Mahkemece yapılacak iş, konusunda uzman bir bilirkişiye banka kayıtları incelettirilerek, ilgili banka personelince bankada bir takım usulsüzlükler yapıldığı da dikkatten uzak tutulmayarak; takip dayanağı 3 adet genel kredi sözleşmesindeki imzalarla ilgili yukarıda belirtilen şekilde değerlendirme yapıldıktan sonra ayrıca davalı banka tarafından bu sözleşmelere dayanılarak davacıya gerçekten kredi açılıp açılmadığı, kredi açılmışsa bu kredinin davacıya vezneden nakden veya davacı hesabına yatırılarak kayden mi ödendiği, davacı hesabına kayden ödeme yapılmışsa bu hesaptaki paranın davacı tarafından nasıl kullanıldığı, üzerinde durulup; nakit para ödenmesi için makbuz, davacının hesabından havale veya EFT yapılarak kullanılmışsa bunlara ilişkin yazılı talimat, tahsil edilen çekler için çek asıllarının bulunup bulunmadığı hususlarının saptanması,daha sonra nakit para çekim makbuzları, havale ve EFT talimatları üzerindeki davacı imzasının ona ait olup olmadığı hususunun gerektiğinde ayrıca grafolojik inceleme ile saptanması gerekli iken bunların yapılmamış olması da doğru olmamıştır.
Hal böyle olunca mahkemece yetersiz ve eksik soruşturmaya dayalı karar verilmesi doğru olmadığı gibi bu şekilde verilen hükmün yukarıda açıklanan sebeplerle bozulması gerekirken onandığı anlaşılmış olup, Dairemizin 04.04.2016 gün ve 2015/14998E. - 2016/ 5704 K. sayılı onama ilamının kaldırılarak yukarıda belirtilen gerekçelerle mahkeme hükmünün bozulması gerekmiştir.

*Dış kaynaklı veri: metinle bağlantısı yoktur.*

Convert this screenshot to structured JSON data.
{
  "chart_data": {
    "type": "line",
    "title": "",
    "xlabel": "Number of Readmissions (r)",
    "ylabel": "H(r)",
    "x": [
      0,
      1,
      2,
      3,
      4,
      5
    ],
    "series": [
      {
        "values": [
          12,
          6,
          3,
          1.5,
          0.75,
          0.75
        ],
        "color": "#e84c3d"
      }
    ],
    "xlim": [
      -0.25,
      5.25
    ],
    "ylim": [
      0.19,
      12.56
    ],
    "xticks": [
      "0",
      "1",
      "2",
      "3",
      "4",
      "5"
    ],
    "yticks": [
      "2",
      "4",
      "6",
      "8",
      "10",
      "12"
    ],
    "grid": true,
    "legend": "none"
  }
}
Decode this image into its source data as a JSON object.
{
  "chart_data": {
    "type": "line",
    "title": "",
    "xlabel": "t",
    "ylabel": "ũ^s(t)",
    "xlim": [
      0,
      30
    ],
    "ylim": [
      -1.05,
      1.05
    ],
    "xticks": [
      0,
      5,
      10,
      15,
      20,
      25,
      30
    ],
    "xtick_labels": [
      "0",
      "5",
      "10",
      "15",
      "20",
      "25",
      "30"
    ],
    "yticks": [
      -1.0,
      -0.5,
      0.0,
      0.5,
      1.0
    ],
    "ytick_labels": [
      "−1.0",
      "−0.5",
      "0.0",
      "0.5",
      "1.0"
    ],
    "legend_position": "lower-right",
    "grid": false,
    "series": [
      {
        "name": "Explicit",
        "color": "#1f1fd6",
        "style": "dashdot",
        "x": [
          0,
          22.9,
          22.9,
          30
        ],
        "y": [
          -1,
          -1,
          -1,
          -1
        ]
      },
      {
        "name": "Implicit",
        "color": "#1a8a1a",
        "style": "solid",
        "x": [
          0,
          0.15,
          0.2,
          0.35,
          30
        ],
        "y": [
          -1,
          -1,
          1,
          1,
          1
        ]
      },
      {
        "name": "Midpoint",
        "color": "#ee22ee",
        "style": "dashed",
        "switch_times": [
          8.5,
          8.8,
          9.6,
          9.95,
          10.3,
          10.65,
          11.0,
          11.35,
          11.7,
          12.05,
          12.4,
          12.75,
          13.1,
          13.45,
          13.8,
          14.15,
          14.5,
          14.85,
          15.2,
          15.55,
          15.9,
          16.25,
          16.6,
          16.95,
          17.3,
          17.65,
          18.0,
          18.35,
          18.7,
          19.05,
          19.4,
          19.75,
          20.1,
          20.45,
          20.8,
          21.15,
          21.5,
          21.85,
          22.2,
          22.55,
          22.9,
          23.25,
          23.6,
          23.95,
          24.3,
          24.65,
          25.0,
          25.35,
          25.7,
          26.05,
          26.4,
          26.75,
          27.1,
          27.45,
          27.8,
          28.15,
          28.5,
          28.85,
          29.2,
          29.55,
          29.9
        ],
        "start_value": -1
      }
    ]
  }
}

SONUÇ:Yukarıda açıklanan nedenlerle, davacının karar düzeltme isteminin kabulü ile Dairemizin 4.4.2016 gün ve 2015/14998 E. ve 2016/ 5704 K.sayılı onama ilamının kaldırılarak, mahkeme hükmünün yukarıdaki gerekçelerle BOZULMASINA, evvelce alınan onama harcı ile red karar harcının istek halinde temyiz eden davacıya iadesine, 29/11/2018 gününde oybirliğiyle karar verildi.